Should India include medium pacer-all-rounder Stuart Binny in the squad for next year's World Cup? Harish Kotian seeks the views of former player Manoj Prabhakar and ex-selector Raja Venkat.
India’s defence of the World Cup next year depends largely on how their bowlers perform in the mega-event in Australia and New Zealand.
While the defending champions have a host of spin all-rounders, the lack of a top quality pace bowling one could prove their undoing on the hard and bouncy tracks Down Under.
Former India all-rounder Manoj Prabhakar believes it will be difficult to play spin twins Ravichandran Ashwin and Ravindra Jadeja together in the February-March 50-overs-a-side tournament. Unlike the slow turners spinners encounter in the sub-continent, he says, there will not be much help from the tracks in the Antipodes.
“All the top teams in world cricket have a good medium pace all-rounder; only India is lacking in that department. It will be difficult to play two spinners in Australian conditions during the World Cup. That is something India needs to think about,” Prabhakar told Rediff.com.
The former pacer is of the view that Stuart Binny could be the man to fill that void. After all, the Karnataka all-rounder forced his way into the ODI and Test teams earlier in the year by virtue of a consistent showing with bat and ball in domestic cricket, and also for Rajasthan Royals in the Indian Premier League over the last few years.
Despite taking a career-best six for four in an ODI against Bangladesh in Dhaka in June, Binny is, however, yet to win the confidence of captain Mahendra Singh Dhoni and the team management. He was benched throughout the ODI series in England before being dropped for the recent controversy-ridden ODI series against the West Indies.
After missing out on selection for the upcoming first three ODIs of the five-match series against Sri Lanka, Binny, 30, returned to domestic cricket as if to make a statement, and delivered yet again, taking seven wickets for South Zone in the Duleep Trophy semi-final against East Zone.
India’s triumph in the 2011 World Cup in familiar conditions at home was mainly possible due to the all-round effort of Yuvraj Singh. The left-hander played a pivotal role with the bat, scoring 362 runs in nine games, but it was his slow left-arm bowling that made the difference, as he claimed 15 wickets and outshone the specialist spinners in the team.

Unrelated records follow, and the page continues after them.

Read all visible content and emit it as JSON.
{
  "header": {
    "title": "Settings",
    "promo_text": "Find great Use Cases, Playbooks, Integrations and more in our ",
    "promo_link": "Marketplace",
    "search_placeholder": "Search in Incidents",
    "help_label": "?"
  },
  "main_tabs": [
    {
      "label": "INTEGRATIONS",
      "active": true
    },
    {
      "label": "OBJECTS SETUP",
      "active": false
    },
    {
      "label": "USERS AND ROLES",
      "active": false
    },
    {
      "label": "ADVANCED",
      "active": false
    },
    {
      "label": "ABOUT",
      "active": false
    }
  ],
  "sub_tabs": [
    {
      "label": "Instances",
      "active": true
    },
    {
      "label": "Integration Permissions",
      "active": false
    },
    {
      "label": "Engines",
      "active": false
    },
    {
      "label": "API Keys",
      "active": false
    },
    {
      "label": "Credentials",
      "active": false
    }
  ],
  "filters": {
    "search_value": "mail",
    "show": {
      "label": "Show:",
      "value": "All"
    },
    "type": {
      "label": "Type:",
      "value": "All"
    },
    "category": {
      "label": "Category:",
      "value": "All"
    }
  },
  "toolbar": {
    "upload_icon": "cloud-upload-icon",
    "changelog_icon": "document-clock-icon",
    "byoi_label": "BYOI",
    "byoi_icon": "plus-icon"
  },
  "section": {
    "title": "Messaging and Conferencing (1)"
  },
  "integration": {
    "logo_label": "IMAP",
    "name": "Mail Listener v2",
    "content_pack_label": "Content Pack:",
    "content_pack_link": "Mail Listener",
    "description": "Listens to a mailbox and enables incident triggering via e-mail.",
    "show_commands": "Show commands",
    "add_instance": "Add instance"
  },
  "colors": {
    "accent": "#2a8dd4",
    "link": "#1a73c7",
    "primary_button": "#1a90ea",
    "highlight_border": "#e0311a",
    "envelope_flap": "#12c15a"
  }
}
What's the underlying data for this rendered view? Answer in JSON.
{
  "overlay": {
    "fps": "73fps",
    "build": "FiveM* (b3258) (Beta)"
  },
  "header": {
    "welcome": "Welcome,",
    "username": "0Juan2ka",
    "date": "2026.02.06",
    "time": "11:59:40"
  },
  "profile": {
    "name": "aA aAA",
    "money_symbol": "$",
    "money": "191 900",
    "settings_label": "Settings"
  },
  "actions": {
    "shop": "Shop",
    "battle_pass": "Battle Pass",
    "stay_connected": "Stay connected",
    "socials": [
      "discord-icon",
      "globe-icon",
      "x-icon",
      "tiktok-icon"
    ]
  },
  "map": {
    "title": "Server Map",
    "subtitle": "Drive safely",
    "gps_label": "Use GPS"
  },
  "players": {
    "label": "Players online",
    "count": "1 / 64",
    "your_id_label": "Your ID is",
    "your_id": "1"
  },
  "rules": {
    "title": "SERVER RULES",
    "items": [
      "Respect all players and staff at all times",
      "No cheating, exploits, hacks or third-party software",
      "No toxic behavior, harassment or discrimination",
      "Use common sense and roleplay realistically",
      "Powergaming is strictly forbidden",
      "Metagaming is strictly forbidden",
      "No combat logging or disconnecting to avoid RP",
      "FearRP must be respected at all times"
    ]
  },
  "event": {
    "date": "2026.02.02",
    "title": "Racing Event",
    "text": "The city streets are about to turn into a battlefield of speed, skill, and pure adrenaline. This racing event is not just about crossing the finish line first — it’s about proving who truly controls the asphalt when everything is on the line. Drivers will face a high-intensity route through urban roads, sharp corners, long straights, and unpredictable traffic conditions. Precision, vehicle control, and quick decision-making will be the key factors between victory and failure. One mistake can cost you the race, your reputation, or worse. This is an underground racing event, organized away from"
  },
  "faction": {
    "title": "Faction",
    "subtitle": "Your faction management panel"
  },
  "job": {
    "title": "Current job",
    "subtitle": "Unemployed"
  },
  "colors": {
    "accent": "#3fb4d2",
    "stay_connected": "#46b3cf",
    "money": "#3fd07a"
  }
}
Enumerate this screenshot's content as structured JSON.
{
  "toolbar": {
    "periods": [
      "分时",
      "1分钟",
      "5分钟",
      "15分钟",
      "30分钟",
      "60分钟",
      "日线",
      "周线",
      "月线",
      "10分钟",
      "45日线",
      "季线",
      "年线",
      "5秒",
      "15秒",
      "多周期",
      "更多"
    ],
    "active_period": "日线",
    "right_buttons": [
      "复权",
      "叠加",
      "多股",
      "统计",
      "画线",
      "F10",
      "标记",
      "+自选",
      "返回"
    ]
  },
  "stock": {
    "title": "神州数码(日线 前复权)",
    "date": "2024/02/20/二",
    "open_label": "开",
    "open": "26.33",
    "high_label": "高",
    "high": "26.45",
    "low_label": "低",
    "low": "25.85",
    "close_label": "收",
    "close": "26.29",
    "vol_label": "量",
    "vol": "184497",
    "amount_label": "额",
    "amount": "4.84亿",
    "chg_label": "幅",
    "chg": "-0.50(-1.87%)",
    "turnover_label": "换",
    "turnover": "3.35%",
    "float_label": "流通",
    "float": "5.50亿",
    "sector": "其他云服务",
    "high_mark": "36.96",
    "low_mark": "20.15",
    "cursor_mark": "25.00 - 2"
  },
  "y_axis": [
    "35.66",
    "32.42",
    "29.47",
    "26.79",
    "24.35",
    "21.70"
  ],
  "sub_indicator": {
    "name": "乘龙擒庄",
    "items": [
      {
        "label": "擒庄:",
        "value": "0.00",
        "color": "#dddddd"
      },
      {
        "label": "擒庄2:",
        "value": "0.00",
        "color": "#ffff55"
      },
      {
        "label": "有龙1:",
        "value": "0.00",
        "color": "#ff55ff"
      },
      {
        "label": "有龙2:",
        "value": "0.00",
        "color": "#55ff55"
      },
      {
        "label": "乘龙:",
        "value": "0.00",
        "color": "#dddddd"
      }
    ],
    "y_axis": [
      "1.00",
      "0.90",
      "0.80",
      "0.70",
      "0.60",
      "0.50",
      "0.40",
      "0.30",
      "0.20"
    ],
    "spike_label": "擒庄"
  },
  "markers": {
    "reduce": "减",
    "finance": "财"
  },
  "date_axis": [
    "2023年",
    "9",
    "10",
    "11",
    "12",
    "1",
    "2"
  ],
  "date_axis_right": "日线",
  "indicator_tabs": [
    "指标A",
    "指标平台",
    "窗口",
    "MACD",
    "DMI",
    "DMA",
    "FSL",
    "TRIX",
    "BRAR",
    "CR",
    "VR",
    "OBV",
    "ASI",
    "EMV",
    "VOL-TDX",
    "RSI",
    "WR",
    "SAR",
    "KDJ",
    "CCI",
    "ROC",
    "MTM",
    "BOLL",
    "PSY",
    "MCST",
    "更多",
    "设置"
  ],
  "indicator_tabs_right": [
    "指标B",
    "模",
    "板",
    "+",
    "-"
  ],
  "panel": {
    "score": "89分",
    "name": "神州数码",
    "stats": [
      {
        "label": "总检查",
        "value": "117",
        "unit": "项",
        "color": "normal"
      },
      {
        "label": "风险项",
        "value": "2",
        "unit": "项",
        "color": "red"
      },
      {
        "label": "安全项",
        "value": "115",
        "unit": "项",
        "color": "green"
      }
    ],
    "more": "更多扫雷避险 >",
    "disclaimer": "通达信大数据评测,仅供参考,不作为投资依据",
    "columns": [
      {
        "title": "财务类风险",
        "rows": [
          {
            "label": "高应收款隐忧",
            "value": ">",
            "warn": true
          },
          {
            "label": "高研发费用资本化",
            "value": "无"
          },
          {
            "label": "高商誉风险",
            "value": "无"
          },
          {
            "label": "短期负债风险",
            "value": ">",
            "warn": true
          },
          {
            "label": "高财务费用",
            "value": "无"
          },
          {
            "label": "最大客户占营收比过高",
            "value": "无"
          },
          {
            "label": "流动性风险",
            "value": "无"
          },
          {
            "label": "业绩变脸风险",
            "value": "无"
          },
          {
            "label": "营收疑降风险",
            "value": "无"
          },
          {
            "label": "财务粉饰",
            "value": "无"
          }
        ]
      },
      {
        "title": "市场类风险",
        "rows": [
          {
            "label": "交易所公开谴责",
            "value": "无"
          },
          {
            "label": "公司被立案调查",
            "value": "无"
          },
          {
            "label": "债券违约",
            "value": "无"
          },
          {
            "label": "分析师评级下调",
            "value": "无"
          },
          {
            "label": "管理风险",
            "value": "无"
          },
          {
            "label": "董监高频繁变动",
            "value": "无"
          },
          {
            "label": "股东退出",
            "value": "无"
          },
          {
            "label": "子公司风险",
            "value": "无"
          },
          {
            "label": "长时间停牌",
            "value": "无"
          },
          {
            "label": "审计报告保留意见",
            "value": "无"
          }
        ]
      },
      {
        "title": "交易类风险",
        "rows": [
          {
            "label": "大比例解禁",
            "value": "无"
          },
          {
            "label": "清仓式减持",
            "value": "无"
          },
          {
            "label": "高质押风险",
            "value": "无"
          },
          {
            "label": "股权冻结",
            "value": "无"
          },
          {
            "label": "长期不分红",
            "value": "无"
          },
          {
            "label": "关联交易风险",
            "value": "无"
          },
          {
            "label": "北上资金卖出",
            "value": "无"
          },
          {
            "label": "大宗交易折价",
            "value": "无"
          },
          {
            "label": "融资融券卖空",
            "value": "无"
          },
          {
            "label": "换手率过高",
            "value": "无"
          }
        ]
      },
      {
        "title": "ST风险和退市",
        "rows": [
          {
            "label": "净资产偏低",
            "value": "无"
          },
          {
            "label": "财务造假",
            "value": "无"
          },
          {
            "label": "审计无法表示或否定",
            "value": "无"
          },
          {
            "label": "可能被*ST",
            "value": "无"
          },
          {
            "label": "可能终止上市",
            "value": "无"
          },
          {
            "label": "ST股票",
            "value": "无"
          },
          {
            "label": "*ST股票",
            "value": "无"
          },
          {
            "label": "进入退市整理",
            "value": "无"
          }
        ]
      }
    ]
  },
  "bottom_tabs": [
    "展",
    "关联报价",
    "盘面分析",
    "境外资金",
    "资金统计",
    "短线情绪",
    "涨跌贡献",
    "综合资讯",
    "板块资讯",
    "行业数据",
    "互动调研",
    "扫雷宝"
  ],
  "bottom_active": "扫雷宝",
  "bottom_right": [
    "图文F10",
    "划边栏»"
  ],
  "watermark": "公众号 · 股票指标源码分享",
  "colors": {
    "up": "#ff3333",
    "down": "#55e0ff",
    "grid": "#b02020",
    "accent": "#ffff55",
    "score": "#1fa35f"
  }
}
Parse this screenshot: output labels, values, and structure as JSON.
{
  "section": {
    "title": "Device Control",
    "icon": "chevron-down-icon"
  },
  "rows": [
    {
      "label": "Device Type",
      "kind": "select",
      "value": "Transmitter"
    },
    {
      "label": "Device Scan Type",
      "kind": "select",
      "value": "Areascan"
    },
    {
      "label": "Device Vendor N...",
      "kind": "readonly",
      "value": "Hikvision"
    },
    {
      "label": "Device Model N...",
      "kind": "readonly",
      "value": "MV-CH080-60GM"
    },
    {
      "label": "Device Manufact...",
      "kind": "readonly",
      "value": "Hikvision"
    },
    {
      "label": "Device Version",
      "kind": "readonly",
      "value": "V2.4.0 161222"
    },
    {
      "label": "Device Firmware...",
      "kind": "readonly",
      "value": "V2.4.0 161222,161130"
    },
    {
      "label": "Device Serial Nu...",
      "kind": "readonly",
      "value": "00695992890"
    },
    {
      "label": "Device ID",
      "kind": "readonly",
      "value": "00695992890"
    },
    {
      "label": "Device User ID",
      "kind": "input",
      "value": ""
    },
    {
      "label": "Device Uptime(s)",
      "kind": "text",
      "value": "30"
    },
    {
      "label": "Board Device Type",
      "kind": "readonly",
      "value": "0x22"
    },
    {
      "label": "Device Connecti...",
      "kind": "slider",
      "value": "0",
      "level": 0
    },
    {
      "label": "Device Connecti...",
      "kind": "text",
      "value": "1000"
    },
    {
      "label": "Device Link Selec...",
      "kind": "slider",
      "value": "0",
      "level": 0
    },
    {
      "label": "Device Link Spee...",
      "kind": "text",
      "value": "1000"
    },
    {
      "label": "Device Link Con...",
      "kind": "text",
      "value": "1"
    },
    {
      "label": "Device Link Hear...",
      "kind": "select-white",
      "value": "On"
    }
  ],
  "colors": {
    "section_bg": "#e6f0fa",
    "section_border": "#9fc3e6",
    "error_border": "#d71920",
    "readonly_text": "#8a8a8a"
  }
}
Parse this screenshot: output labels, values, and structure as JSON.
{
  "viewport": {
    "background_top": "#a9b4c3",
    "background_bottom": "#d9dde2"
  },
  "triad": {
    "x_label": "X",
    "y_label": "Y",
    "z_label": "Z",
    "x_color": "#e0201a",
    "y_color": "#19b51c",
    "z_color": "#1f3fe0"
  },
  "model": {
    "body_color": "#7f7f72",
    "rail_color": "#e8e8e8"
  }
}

Queried whether Binny could play a similar role in the World Cup, Prabhakar replied: “The main thing is, if you see, in England we rarely used a spinner all-rounder. An all-rounder means someone who is very good with his bowling and can also do the job with the bat. That approach I have seen in Stuart Binny. He is not scared to get out and can deliver the goods when needed. We need that type of an all-rounder.
“Maybe his bowling is not that good. I mean, in other words, you can say he is a batting all-rounder.”
Former selector Raja Venkat, however, believes Ashwin and Jadeja have the ability to deliver at the World Cup and India can do well with two spinners in the team.
“India needs to play to their strengths. Ashwin and Jadeja, to some extent, have delivered as all-rounders. Maybe their bowling is not suitable for Australian conditions, but they have proved themselves at the international level and have improved a lot as far as their batting is concerned,” he said.
Asked about Binny being included in the squad, he replied: “I would say Binny is a good cricketer, but, honestly speaking, he doesn’t fit into the Indian team right now.”